During this period, several of my patients, overall, were getting better. How strange. Whether they were dealing with depression, anxiety, Attention-Deficit/Hyperactivity Disorder, Oppositional Defiance Disorder, or even substance use issues, their symptoms of illness were reducing. Now, not every one of my patients got better, indeed some suffered more, especially when there was existing domestic violence, chronic isolation or lack of technology.

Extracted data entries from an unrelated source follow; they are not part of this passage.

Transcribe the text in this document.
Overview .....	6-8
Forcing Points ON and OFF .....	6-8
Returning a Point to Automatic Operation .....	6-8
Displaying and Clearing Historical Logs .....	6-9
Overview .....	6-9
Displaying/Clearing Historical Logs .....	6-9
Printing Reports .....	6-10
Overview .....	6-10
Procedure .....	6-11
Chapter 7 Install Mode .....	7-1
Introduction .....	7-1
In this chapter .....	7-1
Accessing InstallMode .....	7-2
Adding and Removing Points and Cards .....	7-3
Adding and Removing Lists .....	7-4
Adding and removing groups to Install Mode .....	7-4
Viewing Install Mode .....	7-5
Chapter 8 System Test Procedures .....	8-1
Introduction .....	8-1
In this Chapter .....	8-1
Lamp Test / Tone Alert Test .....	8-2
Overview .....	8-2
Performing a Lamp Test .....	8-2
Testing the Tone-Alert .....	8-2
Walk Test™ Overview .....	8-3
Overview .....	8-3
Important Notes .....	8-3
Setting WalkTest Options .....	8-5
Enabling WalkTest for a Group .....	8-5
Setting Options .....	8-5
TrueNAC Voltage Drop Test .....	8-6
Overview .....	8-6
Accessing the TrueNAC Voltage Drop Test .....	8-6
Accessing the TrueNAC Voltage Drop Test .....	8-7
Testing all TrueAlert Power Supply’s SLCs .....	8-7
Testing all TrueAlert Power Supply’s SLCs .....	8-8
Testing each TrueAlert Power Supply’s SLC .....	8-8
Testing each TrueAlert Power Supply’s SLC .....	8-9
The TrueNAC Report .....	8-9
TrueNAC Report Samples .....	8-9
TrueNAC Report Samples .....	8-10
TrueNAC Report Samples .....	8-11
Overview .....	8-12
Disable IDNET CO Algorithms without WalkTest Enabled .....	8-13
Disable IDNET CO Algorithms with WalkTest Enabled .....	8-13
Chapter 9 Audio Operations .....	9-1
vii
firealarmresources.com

I began to reflect on, and asked several of my patients to reflect on, contributing factors or behaviors that could be identified. Irrespective of the illness or symptoms, many of the practices were similar: families playing board games and doing puzzles together; families working concertedly on home or landscape projects; families preparing, eating, and cleaning-up after meals together, some learning to cook for the first time, and delighting in the novelty; fathers, parents were more involved in their children’s education given that many parents were working from home and children were doing tele-education; families were spending more time interacting with and getting to know each other; couples holding hands and strolling around their yard; and one family, usually busy and stressed with dance classes for each of the children during the work week, began having the children give their parents dance lessons at home!
Folks living alone were learning to use the internet and social media or reading religious texts, praying more, or looking into the proverbial abyss and finding character and resources developed no other way; neighbors were intermingling and getting to know each other or checking in and offering assistance or simply a kind word (from six feet/ two meters or further); and folks rising to help complete strangers with such tender mercy it brings tears to my eyes literally. No wonder they were getting better when the world was getting sicker.
While certainly heartened by their recovery, when the vaccine arrived, we all expected good news was here to stay. Hallelujah! Great news, right? Nope, the controversies grew, as did the politics of mask wearing, of getting vaccinated, and of the loss of freedom and rights. The good news was not so good. Mandates, closures, essential-workers-only, proof of vaccination status etc. all followed. Then another wave and more closures, virtual schooling, work-from-home, and more uncertainty.
Then it’s suddenly all better. Must be. You look around and see maskless people, crowds again, traffic, shops, restaurants and sport facilities open and we rejoice at the activity. Yet, at the same time we feel the dissonance of conflicting information about a new variety, that’s even more contagious, and of rising rates of COVID-19. When the shutdown orders were finally lifted, folks began to slide right back into doing more than being, a return to atomization with each one doing their own thing in close proximity, commuting and traveling to/from work and school, families eating on the run and separately, and my patients not only returned to pre-pandemic levels of illness but many were worse off.
Whew, so what have been the effects of all of this on all of us? Clearly the pandemic and all of the agony left as its calling card is bad news, right? Over one million men, women, and children, aunts, neighbors, firefighters, grandparents, nurses, bartenders, have died in the United States alone, over six and a half million people have died worldwide. Their lives were ended by a Corona Virus that ripped across the world at lightning speed, leaving pain, loss, and suffering for all. I lost two of my patients to the COVID virus early in the pandemic having never experienced the loss of a patient on my watch in over 35 years of practice.